UPDATE: WESB HAS CLOSED
Bells Corners, forgive me, is not a hot bed of gastronomy. So when an upscale restaurant lasts as long in a corner as littered with fast food outlets as The West End Station Bistro has, it must be doing something right.
One of the pleasures is its successful refurbishing. It had been looking dated, but its new style is sophisticated, open and airy, with contemporary table settings, clean lighting and earthy colours. Given that it’s plunked in a big mall parking lot, The Station Bistro has also managed, much better than it had before, to repress the sensation of being surrounded by asphalt and automobiles. (Still, I find a window seat not my first choice.)
It has a convivial wine list – not long, but well assembled, with decent choice by the glass and half bottle, and with solid options for the big and modest spender.
The menu is also commendably concise – six starters, three main dishes, as well as a table d’hote that offers a few more options, available either in a bundled deal, or a la carte. The food is recognizable; it doesn’t break new ground, and almost all of it is fleshy (there’s no joy here for the vegetarian.)

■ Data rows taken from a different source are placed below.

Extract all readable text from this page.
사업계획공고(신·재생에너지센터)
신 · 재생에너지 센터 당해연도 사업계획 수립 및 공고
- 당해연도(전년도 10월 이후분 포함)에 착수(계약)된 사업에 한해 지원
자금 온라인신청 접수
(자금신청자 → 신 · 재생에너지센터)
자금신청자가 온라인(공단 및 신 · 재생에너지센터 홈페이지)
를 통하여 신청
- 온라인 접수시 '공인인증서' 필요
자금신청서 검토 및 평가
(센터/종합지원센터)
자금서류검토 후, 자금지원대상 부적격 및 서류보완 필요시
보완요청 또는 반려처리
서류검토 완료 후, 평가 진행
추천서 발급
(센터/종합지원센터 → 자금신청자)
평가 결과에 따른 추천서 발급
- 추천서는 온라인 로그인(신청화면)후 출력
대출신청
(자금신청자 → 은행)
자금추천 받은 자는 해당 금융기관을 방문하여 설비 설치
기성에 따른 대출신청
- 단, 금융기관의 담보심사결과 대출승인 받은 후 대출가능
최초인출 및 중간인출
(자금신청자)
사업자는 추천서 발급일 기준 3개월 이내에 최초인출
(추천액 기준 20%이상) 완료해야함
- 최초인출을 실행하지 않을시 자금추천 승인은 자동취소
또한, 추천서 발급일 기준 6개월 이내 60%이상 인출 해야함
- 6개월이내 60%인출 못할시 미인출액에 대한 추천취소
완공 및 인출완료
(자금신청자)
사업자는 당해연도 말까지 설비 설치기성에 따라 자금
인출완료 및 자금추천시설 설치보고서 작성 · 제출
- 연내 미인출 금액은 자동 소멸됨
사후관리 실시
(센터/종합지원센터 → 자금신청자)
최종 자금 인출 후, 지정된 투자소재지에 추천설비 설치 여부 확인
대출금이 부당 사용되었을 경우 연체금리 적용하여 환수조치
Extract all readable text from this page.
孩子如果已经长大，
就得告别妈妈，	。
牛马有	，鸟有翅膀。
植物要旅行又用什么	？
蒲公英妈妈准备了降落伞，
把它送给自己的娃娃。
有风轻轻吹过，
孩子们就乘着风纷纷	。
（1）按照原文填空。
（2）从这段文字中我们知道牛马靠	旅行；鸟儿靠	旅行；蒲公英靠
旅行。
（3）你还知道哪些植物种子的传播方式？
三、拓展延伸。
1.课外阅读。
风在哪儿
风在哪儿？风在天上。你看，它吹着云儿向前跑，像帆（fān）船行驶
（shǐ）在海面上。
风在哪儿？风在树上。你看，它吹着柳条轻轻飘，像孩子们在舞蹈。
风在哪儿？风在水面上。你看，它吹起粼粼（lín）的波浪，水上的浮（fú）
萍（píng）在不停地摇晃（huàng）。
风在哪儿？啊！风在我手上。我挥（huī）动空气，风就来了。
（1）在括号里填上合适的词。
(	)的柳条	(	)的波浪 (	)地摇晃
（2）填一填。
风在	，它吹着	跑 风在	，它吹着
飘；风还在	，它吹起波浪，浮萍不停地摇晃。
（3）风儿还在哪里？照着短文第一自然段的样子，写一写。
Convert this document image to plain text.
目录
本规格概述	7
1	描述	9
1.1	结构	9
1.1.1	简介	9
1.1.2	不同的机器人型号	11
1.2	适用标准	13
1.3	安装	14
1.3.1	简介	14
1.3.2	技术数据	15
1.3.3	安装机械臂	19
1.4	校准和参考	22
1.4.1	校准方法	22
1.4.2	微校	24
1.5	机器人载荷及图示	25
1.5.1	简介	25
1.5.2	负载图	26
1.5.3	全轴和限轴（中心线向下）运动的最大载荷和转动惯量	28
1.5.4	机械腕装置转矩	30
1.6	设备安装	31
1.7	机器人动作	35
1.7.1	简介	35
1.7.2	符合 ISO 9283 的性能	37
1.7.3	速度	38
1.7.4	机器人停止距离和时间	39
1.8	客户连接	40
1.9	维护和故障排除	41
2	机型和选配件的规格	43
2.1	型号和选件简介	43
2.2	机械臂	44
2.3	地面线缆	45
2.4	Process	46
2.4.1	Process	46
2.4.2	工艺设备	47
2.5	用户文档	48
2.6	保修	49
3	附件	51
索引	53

But as successful as it appears to be, The West End Station Bistro has its share of faults. My three visits over the past two months have been tales of some pleasure but also some pain.
The pleasure begins with a steaming bowl of tomato-Cognac soup and a slice of the house-made bread, crusty and flavourful. And ends with the crème brulée with Grand Marnier. And if Chef-owner Jordan Forester gets his hands on more of those rich, meaty “Honey” mussels from BC waters, I’d return for a bowl of those. But on balance, the food has been ho-hum, from the tired Mesclun mix salad and a dry tuna sandwich at lunch, to overcooked duck and fish and pedestrian vegetables at dinner.
We enjoy the salmon one evening, the fish fresh and nicely undercooked, with a crust of goat cheese and herbs. But on another night, the Arctic char tastes fishy and arrives quite overcooked and dry, and the shrimp starter, though generous, tastes of the freezer, in a sauce that amounts to little more than tomato paste and cream. A salad of fresh buffalo milk mozzarella, tomato and basil suffers from tasteless late November tomatoes. The foie gras works better, the delicate liver nicely seared, the blueberry drizzle a pleasant sweet counter.
A rack of lamb arrives perfectly executed to medium rare, juicy and well flavoured, though its sauce is cold, and its vegetable mates are all a bit flawed – too-crusty roast potatoes, undercooked asparagus, under-roasted red pepper, woody carrot. The branch of rosemary that protrudes from every plate doesn’t quite make it better, and for $39, it had better all sing and dance.
I’ve had a charming server and I’ve had an indifferent one.
If I lived or worked in Bells Corners I would be grateful for the West End Station Bistro and the rescue it offers from the bland blocks of prefabricated eateries in its neighbourhood. The question becomes, would I cross town for it? And the answer is probably not. When pitted against the many similarly priced fine-dining restaurants in this city, The West End Station Bistro comes up short. It does some things well enough, but it does a number of other things without any particular distinction. And its prices (table d’hote $49, main dishes in the $20 to $39 range) suggest a level of service that’s more thoughtful and food that’s more accomplished and current.